To find the maximum value of the rate at which walkie-talkies are being assembled, we need to set the derivative equal to zero and solve for \(t\). This will give us the critical points, which correspond to the minimum or maximum values of the function. \[-3t^{2}+12t+15=0\] Now we need to solve for \(t\). To do this, we can first factor out a common factor of \(-3\) from the equation: \[t^2-4t-5=0\] Now, we can use factorization or the quadratic formula to find the values of \(t\). Here, we can factor the equation easily: \[(t-5)(t+1)=0\] This gives us two potential critical points, \(t=5\) and \(t=-1\). However, given the domain of the problem \(0 \leq t \leq 4\), only \(t=5\) is outside of the domain. Hence, the peak efficiency occurs at \(t=-1\).

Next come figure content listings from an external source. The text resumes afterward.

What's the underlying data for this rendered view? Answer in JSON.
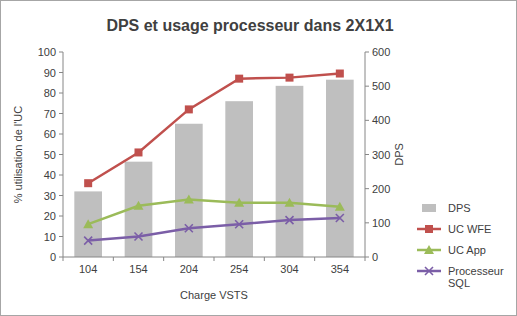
{
  "chart_data": {
    "type": "bar",
    "title": "DPS et usage processeur dans 2X1X1",
    "x_label": "Charge VSTS",
    "y_label": "% utilisation de l'UC",
    "y2_label": "DPS",
    "categories": [
      "104",
      "154",
      "204",
      "254",
      "304",
      "354"
    ],
    "series": [
      {
        "name": "DPS",
        "type": "bar",
        "axis": "y2",
        "color": "#bfbfbf",
        "values": [
          192,
          279,
          390,
          456,
          501,
          519
        ]
      },
      {
        "name": "UC WFE",
        "type": "line",
        "color": "#c0504d",
        "marker": "square",
        "values": [
          36,
          51,
          72,
          87,
          87.5,
          89.5
        ]
      },
      {
        "name": "UC App",
        "type": "line",
        "color": "#9bbb59",
        "marker": "triangle",
        "values": [
          16,
          25,
          28,
          26.5,
          26.5,
          24.5
        ]
      },
      {
        "name": "Processeur SQL",
        "type": "line",
        "color": "#7b5ea7",
        "marker": "x",
        "values": [
          8,
          10,
          14,
          16,
          18,
          19
        ]
      }
    ],
    "ylim": [
      0,
      100
    ],
    "yticks": [
      0,
      10,
      20,
      30,
      40,
      50,
      60,
      70,
      80,
      90,
      100
    ],
    "y2lim": [
      0,
      600
    ],
    "y2ticks": [
      0,
      100,
      200,
      300,
      400,
      500,
      600
    ],
    "grid": false,
    "legend": "right"
  }
}
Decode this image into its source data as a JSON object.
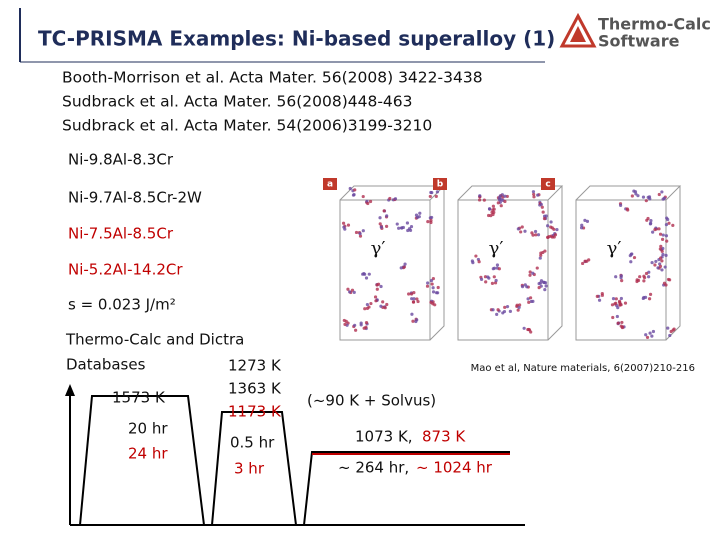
{
  "header": {
    "title": "TC-PRISMA Examples: Ni-based superalloy (1)",
    "logo": {
      "line1": "Thermo-Calc",
      "line2": "Software"
    }
  },
  "references": [
    "Booth-Morrison et al. Acta Mater. 56(2008) 3422-3438",
    "Sudbrack et al. Acta Mater. 56(2008)448-463",
    "Sudbrack et al. Acta Mater. 54(2006)3199-3210"
  ],
  "alloys": [
    "Ni-9.8Al-8.3Cr",
    "Ni-9.7Al-8.5Cr-2W",
    "Ni-7.5Al-8.5Cr",
    "Ni-5.2Al-14.2Cr"
  ],
  "interfacial_energy": "s = 0.023 J/m²",
  "databases": [
    "Thermo-Calc and Dictra",
    "Databases"
  ],
  "heat_treatment": {
    "solution": {
      "temperature": "1573 K",
      "times": [
        "20 hr",
        "24 hr"
      ]
    },
    "aging1": {
      "temperatures": [
        "1273 K",
        "1363 K",
        "1173 K"
      ],
      "times": [
        "0.5 hr",
        "3 hr"
      ]
    },
    "note": "(~90 K + Solvus)",
    "aging2": {
      "temperatures": [
        "1073 K,",
        "873 K"
      ],
      "times": [
        "~ 264 hr,",
        "~ 1024 hr"
      ]
    }
  },
  "figure": {
    "panels": [
      {
        "label": "a",
        "phase": "γ′"
      },
      {
        "label": "b",
        "phase": "γ′"
      },
      {
        "label": "c",
        "phase": "γ′"
      }
    ],
    "caption": "Mao et al, Nature materials, 6(2007)210-216"
  }
}
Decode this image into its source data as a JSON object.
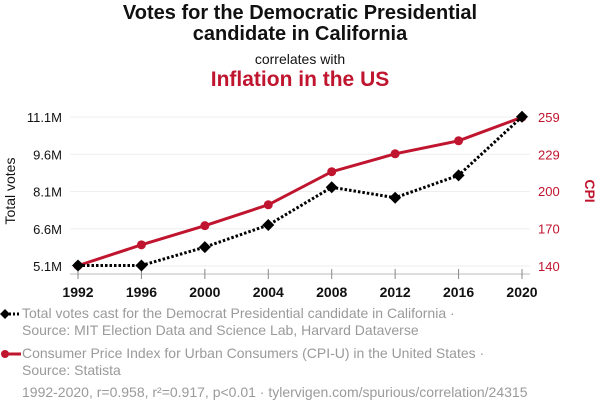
{
  "header": {
    "title_line1": "Votes for the Democratic Presidential",
    "title_line2": "candidate in California",
    "subtitle": "correlates with",
    "title2": "Inflation in the US"
  },
  "colors": {
    "series1": "#000000",
    "series2": "#c0152f",
    "grid": "#eeeeee",
    "muted_text": "#9a9a9a"
  },
  "chart_data": {
    "type": "line",
    "title": "Votes for the Democratic Presidential candidate in California correlates with Inflation in the US",
    "x": [
      1992,
      1996,
      2000,
      2004,
      2008,
      2012,
      2016,
      2020
    ],
    "xlabel": "",
    "x_ticks": [
      "1992",
      "1996",
      "2000",
      "2004",
      "2008",
      "2012",
      "2016",
      "2020"
    ],
    "y_left": {
      "label": "Total votes",
      "ticks": [
        "5.1M",
        "6.6M",
        "8.1M",
        "9.6M",
        "11.1M"
      ],
      "tick_values": [
        5.1,
        6.6,
        8.1,
        9.6,
        11.1
      ],
      "range": [
        5.1,
        11.1
      ],
      "units": "millions"
    },
    "y_right": {
      "label": "CPI",
      "ticks": [
        "140",
        "170",
        "200",
        "229",
        "259"
      ],
      "tick_values": [
        140,
        170,
        200,
        229,
        259
      ],
      "range": [
        140,
        259
      ]
    },
    "grid": true,
    "series": [
      {
        "name": "Total votes cast for the Democrat Presidential candidate in California",
        "axis": "left",
        "style": "dotted",
        "marker": "diamond",
        "values": [
          5.12,
          5.12,
          5.86,
          6.75,
          8.27,
          7.85,
          8.75,
          11.11
        ]
      },
      {
        "name": "Consumer Price Index for Urban Consumers (CPI-U) in the United States",
        "axis": "right",
        "style": "solid",
        "marker": "circle",
        "values": [
          140.3,
          156.9,
          172.2,
          188.9,
          215.3,
          229.6,
          240.0,
          258.8
        ]
      }
    ]
  },
  "legend": [
    {
      "line1": "Total votes cast for the Democrat Presidential candidate in California ·",
      "line2": "Source: MIT Election Data and Science Lab, Harvard Dataverse"
    },
    {
      "line1": "Consumer Price Index for Urban Consumers (CPI-U) in the United States ·",
      "line2": "Source: Statista"
    }
  ],
  "footer": "1992-2020, r=0.958, r²=0.917, p<0.01 · tylervigen.com/spurious/correlation/24315"
}
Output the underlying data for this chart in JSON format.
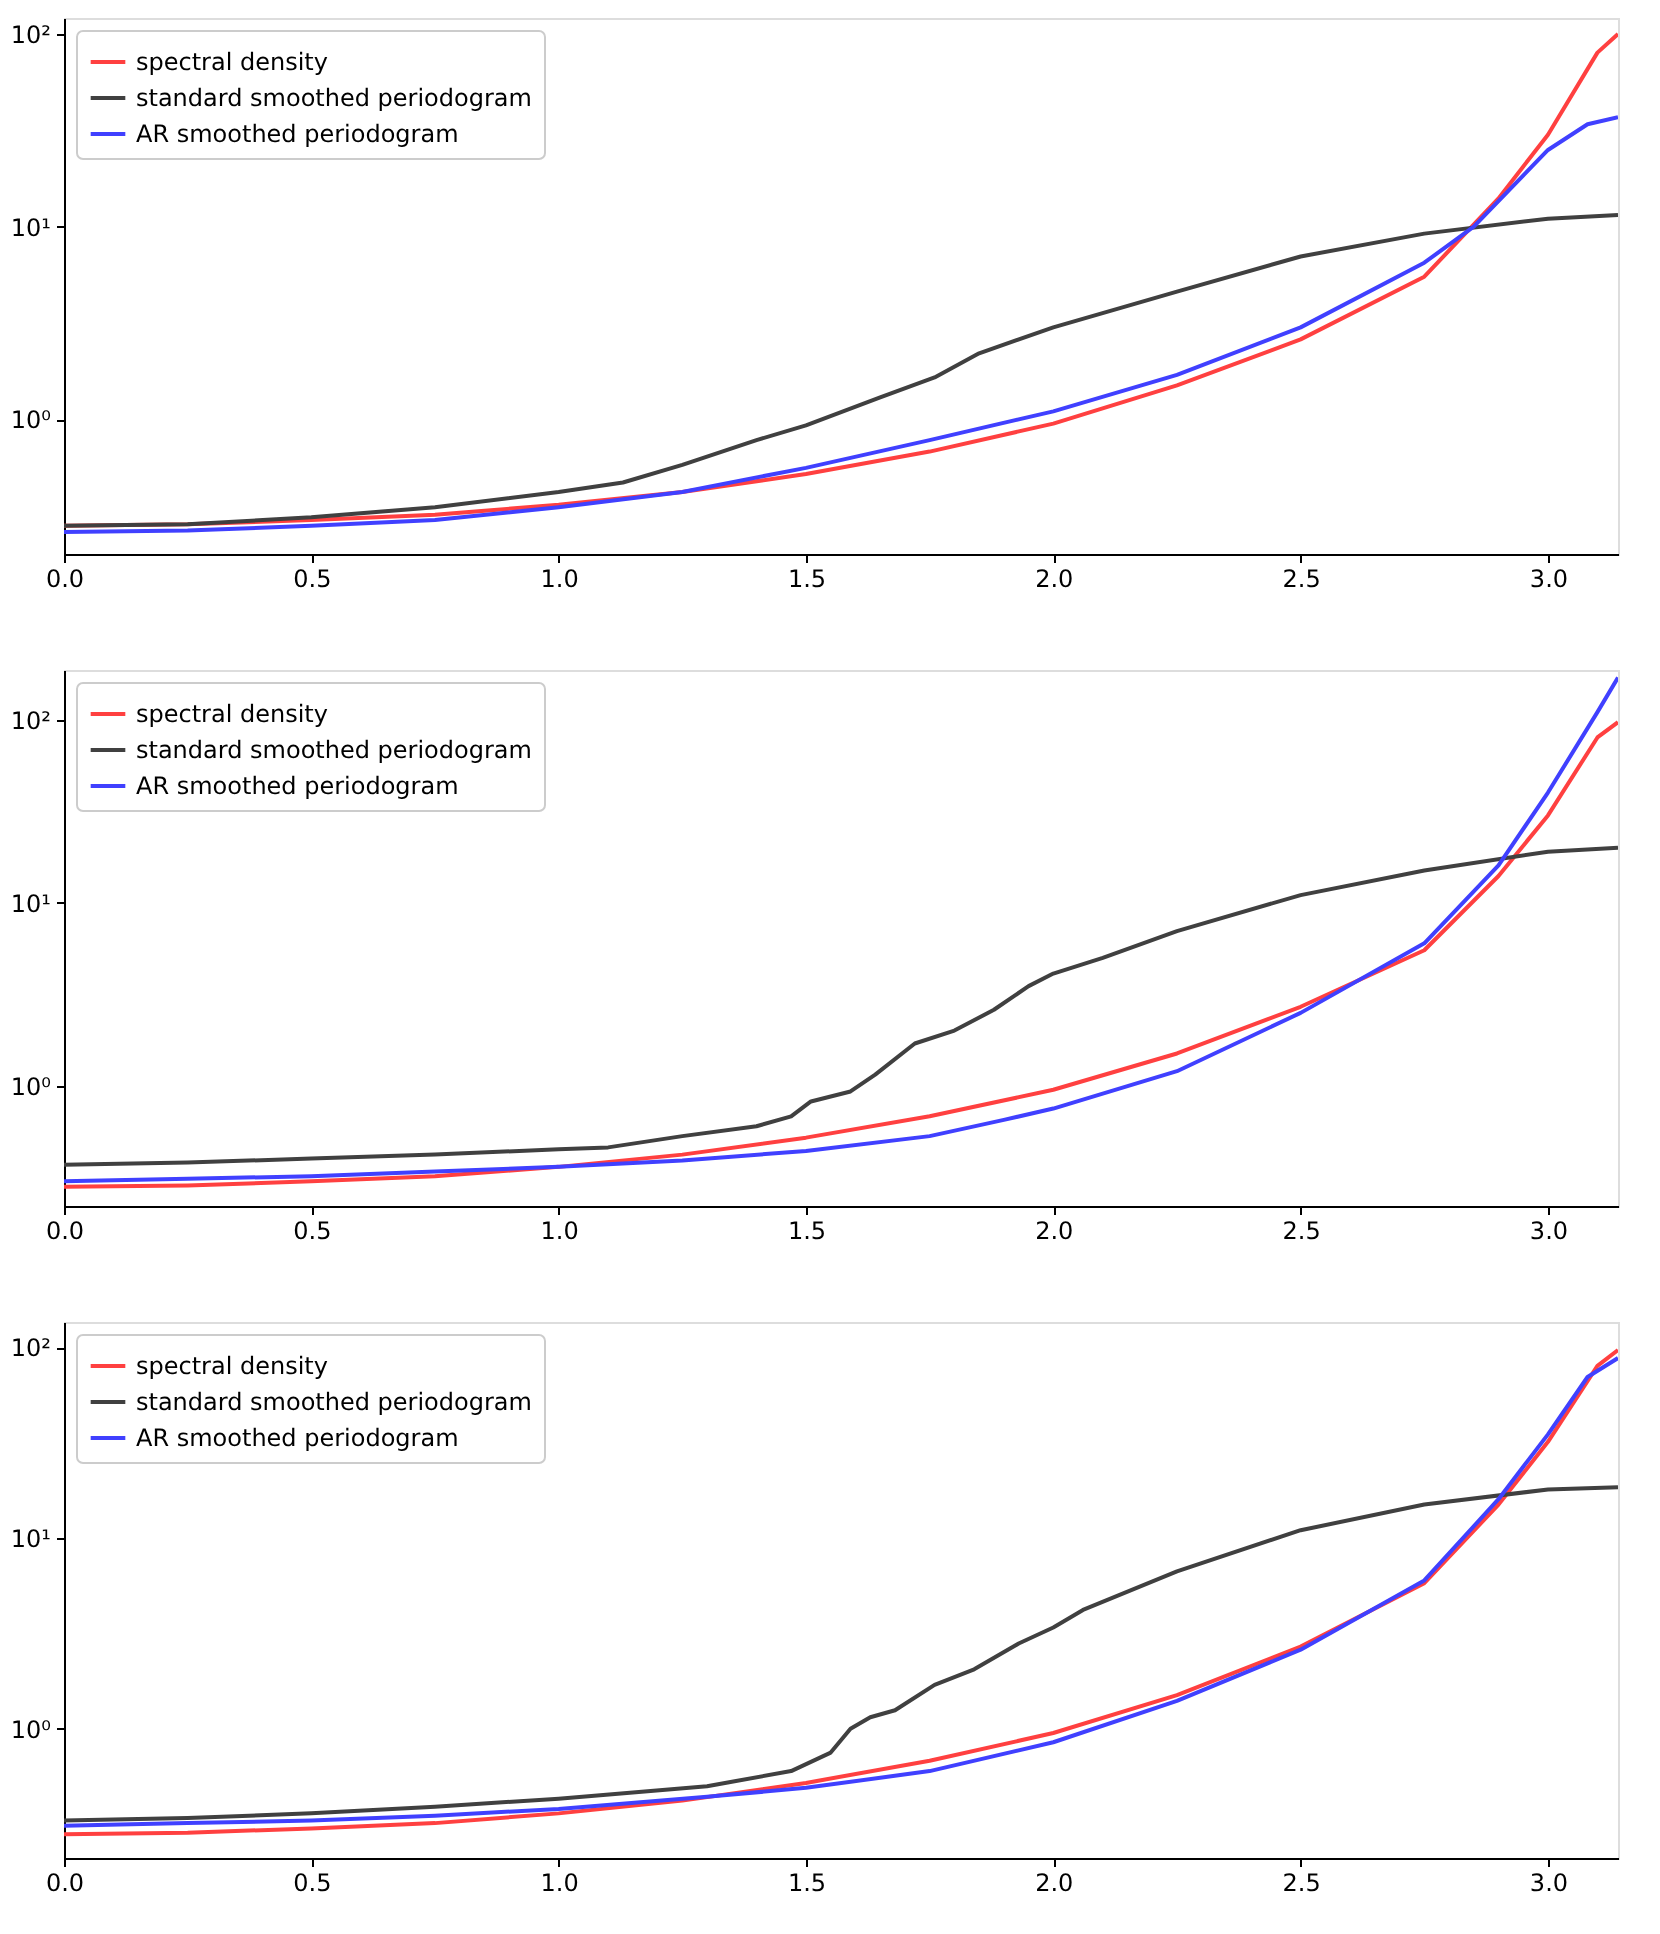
{
  "chart_data": [
    {
      "type": "line",
      "xlim": [
        0,
        3.14159
      ],
      "ylim": [
        0.2,
        121
      ],
      "xticks": [
        {
          "value": 0,
          "label": "0.0"
        },
        0.5,
        {
          "value": 1,
          "label": "1.0"
        },
        1.5,
        {
          "value": 2,
          "label": "2.0"
        },
        2.5,
        {
          "value": 3,
          "label": "3.0"
        }
      ],
      "yticks": [
        {
          "value": 1,
          "label": "10⁰"
        },
        {
          "value": 10,
          "label": "10¹"
        },
        {
          "value": 100,
          "label": "10²"
        }
      ],
      "log": "y",
      "grid": false,
      "legend": "top left",
      "line_style": "solid",
      "marker": "none",
      "series": [
        {
          "name": "spectral density",
          "color": "#ff4040",
          "x": [
            0,
            0.25,
            0.5,
            0.75,
            1.0,
            1.25,
            1.5,
            1.75,
            2.0,
            2.25,
            2.5,
            2.75,
            2.9,
            3.0,
            3.1,
            3.14159
          ],
          "values": [
            0.28,
            0.285,
            0.3,
            0.32,
            0.36,
            0.42,
            0.52,
            0.68,
            0.95,
            1.5,
            2.6,
            5.5,
            14,
            30,
            80,
            100
          ]
        },
        {
          "name": "standard smoothed periodogram",
          "color": "#404040",
          "x": [
            0,
            0.25,
            0.5,
            0.75,
            1.0,
            1.13,
            1.25,
            1.4,
            1.5,
            1.65,
            1.76,
            1.85,
            2.0,
            2.25,
            2.5,
            2.75,
            3.0,
            3.14159
          ],
          "values": [
            0.28,
            0.285,
            0.31,
            0.35,
            0.42,
            0.47,
            0.58,
            0.78,
            0.93,
            1.3,
            1.65,
            2.2,
            3.0,
            4.6,
            7.0,
            9.2,
            11,
            11.5
          ]
        },
        {
          "name": "AR smoothed periodogram",
          "color": "#4040ff",
          "x": [
            0,
            0.25,
            0.5,
            0.75,
            1.0,
            1.25,
            1.5,
            1.75,
            2.0,
            2.25,
            2.5,
            2.75,
            2.85,
            3.0,
            3.08,
            3.14159
          ],
          "values": [
            0.26,
            0.265,
            0.28,
            0.3,
            0.35,
            0.42,
            0.56,
            0.78,
            1.1,
            1.7,
            3.0,
            6.5,
            10,
            25,
            34,
            37
          ]
        }
      ]
    },
    {
      "type": "line",
      "xlim": [
        0,
        3.14159
      ],
      "ylim": [
        0.22,
        187
      ],
      "xticks": [
        {
          "value": 0,
          "label": "0.0"
        },
        0.5,
        {
          "value": 1,
          "label": "1.0"
        },
        1.5,
        {
          "value": 2,
          "label": "2.0"
        },
        2.5,
        {
          "value": 3,
          "label": "3.0"
        }
      ],
      "yticks": [
        {
          "value": 1,
          "label": "10⁰"
        },
        {
          "value": 10,
          "label": "10¹"
        },
        {
          "value": 100,
          "label": "10²"
        }
      ],
      "log": "y",
      "grid": false,
      "legend": "top left",
      "line_style": "solid",
      "marker": "none",
      "series": [
        {
          "name": "spectral density",
          "color": "#ff4040",
          "x": [
            0,
            0.25,
            0.5,
            0.75,
            1.0,
            1.25,
            1.5,
            1.75,
            2.0,
            2.25,
            2.5,
            2.75,
            2.9,
            3.0,
            3.1,
            3.14159
          ],
          "values": [
            0.28,
            0.285,
            0.3,
            0.32,
            0.36,
            0.42,
            0.52,
            0.68,
            0.95,
            1.5,
            2.7,
            5.5,
            14,
            30,
            80,
            97
          ]
        },
        {
          "name": "standard smoothed periodogram",
          "color": "#404040",
          "x": [
            0,
            0.25,
            0.5,
            0.75,
            1.0,
            1.1,
            1.25,
            1.4,
            1.47,
            1.51,
            1.59,
            1.64,
            1.72,
            1.8,
            1.88,
            1.95,
            2.0,
            2.1,
            2.25,
            2.5,
            2.75,
            3.0,
            3.14159
          ],
          "values": [
            0.37,
            0.38,
            0.4,
            0.42,
            0.45,
            0.46,
            0.53,
            0.6,
            0.68,
            0.82,
            0.93,
            1.15,
            1.7,
            2.0,
            2.6,
            3.5,
            4.1,
            5.0,
            7.0,
            11,
            15,
            19,
            20
          ]
        },
        {
          "name": "AR smoothed periodogram",
          "color": "#4040ff",
          "x": [
            0,
            0.25,
            0.5,
            0.75,
            1.0,
            1.25,
            1.5,
            1.75,
            1.9,
            2.0,
            2.25,
            2.5,
            2.75,
            2.9,
            3.0,
            3.1,
            3.14159
          ],
          "values": [
            0.3,
            0.31,
            0.32,
            0.34,
            0.36,
            0.39,
            0.44,
            0.53,
            0.65,
            0.75,
            1.2,
            2.5,
            6,
            16,
            40,
            110,
            170
          ]
        }
      ]
    },
    {
      "type": "line",
      "xlim": [
        0,
        3.14159
      ],
      "ylim": [
        0.21,
        136
      ],
      "xticks": [
        {
          "value": 0,
          "label": "0.0"
        },
        0.5,
        {
          "value": 1,
          "label": "1.0"
        },
        1.5,
        {
          "value": 2,
          "label": "2.0"
        },
        2.5,
        {
          "value": 3,
          "label": "3.0"
        }
      ],
      "yticks": [
        {
          "value": 1,
          "label": "10⁰"
        },
        {
          "value": 10,
          "label": "10¹"
        },
        {
          "value": 100,
          "label": "10²"
        }
      ],
      "log": "y",
      "grid": false,
      "legend": "top left",
      "line_style": "solid",
      "marker": "none",
      "series": [
        {
          "name": "spectral density",
          "color": "#ff4040",
          "x": [
            0,
            0.25,
            0.5,
            0.75,
            1.0,
            1.25,
            1.5,
            1.75,
            2.0,
            2.25,
            2.5,
            2.75,
            2.9,
            3.0,
            3.1,
            3.14159
          ],
          "values": [
            0.28,
            0.285,
            0.3,
            0.32,
            0.36,
            0.42,
            0.52,
            0.68,
            0.95,
            1.5,
            2.7,
            5.8,
            15,
            32,
            80,
            97
          ]
        },
        {
          "name": "standard smoothed periodogram",
          "color": "#404040",
          "x": [
            0,
            0.25,
            0.5,
            0.75,
            1.0,
            1.3,
            1.47,
            1.55,
            1.59,
            1.63,
            1.68,
            1.76,
            1.84,
            1.93,
            2.0,
            2.06,
            2.25,
            2.5,
            2.75,
            3.0,
            3.14159
          ],
          "values": [
            0.33,
            0.34,
            0.36,
            0.39,
            0.43,
            0.5,
            0.6,
            0.75,
            1.0,
            1.15,
            1.25,
            1.7,
            2.05,
            2.8,
            3.4,
            4.2,
            6.7,
            11,
            15,
            18,
            18.5
          ]
        },
        {
          "name": "AR smoothed periodogram",
          "color": "#4040ff",
          "x": [
            0,
            0.25,
            0.5,
            0.75,
            1.0,
            1.3,
            1.5,
            1.75,
            2.0,
            2.25,
            2.5,
            2.75,
            2.9,
            3.0,
            3.08,
            3.14159
          ],
          "values": [
            0.31,
            0.32,
            0.33,
            0.35,
            0.38,
            0.44,
            0.49,
            0.6,
            0.85,
            1.4,
            2.6,
            6,
            16,
            35,
            70,
            88
          ]
        }
      ]
    }
  ]
}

Now that we have the time \(t= -1\) hours, we can find the corresponding time on the clock based on the given starting time 8 a.m. Remember that \(t\) hours have passed since 8 a.m., so we need to add the value of \(t\) to the starting time. \[8\text{ a.m.} - 1 \text{ hour} = 7\text{ a.m.}\] Therefore, the average worker is performing at peak efficiency at 7 a.m., one hour before the shift starts.